The n-butanol (9 g) soluble fraction was subjected to Diaion HP-20 CC to give two fractions [water fraction (BW) and methanol fraction (BM)]. BM (2.7 g) was chromatographed using high-performance countercurrent chromatography (HPCCC) with ethyl acetate–n-butanol–water system (3:7:10, v/v, 1500 rpm, 15 mL/min, lower phase was used as a mobile phase) to give fraction BM1–BM4. BM2 (208 mg) was separated by Sephadex LH-20 CC using methanol as an eluent followed by RP-HPLC to yield 3'-O-methylepicatechin-7-O-β-d-glucopyranoside (5.9 mg), 3'-O-methycatechin-7-O-β-d-glucopyranoside (1.6 mg), quercetin-3-O-rutinoside (14.4 mg) and quercetin-3-O-(2^G-β-d-xylopyranosylrutinoside (20.2 mg). BM3 (123 mg) was subjected to RP-HPLC using a gradient elution of acetonitrile-water mixture (15%→30% acetonitrile) to yield (−)-epiafzelechin-7-O-β-d-glucopyranoside (2.4 mg), afzelechin-4'-O-β-d-glucopyranoside (1.3 mg), sympracemoside (2.3 mg).

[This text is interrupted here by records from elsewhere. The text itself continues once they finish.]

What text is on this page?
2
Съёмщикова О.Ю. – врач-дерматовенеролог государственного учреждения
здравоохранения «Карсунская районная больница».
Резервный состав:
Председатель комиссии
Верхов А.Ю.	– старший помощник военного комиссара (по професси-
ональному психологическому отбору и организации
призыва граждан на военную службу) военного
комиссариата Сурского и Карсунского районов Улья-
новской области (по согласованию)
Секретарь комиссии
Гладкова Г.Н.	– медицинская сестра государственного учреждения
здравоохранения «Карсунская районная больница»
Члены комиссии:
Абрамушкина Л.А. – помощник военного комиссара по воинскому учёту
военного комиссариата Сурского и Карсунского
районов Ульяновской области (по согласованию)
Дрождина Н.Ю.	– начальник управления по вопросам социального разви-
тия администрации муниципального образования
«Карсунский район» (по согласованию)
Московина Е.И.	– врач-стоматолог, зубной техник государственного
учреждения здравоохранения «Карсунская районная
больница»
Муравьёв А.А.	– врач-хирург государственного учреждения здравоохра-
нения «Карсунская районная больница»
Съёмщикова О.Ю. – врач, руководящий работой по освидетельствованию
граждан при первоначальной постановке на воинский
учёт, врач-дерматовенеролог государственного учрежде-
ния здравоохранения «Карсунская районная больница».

3.4. Measurement of NO Production

NO production was assayed by measuring the amount of nitrite in the supernatants of cultured RAW 264.7 cells. Briefly, the cells were seeded at a density of 5 × 10⁵ cells/mL in 96-well culture plates. After pre-incubation for 18 h, the cells were pretreated for 30 min with compounds and then stimulated with LPS (500 ng/mL) for 24 h. The supernatant was mixed with an equal volume of Griess reagent (1% sulfanilamide, 0.1% naphthylethylenediamine dihydrochloride, and 2.5% phosphoric acid) and then incubated at room temperature for 5 min. The concentration of nitrite was determined by measuring the absorbance at 570 nm and comparing the values to a standard curve generated using sodium nitrite (NaNO₂).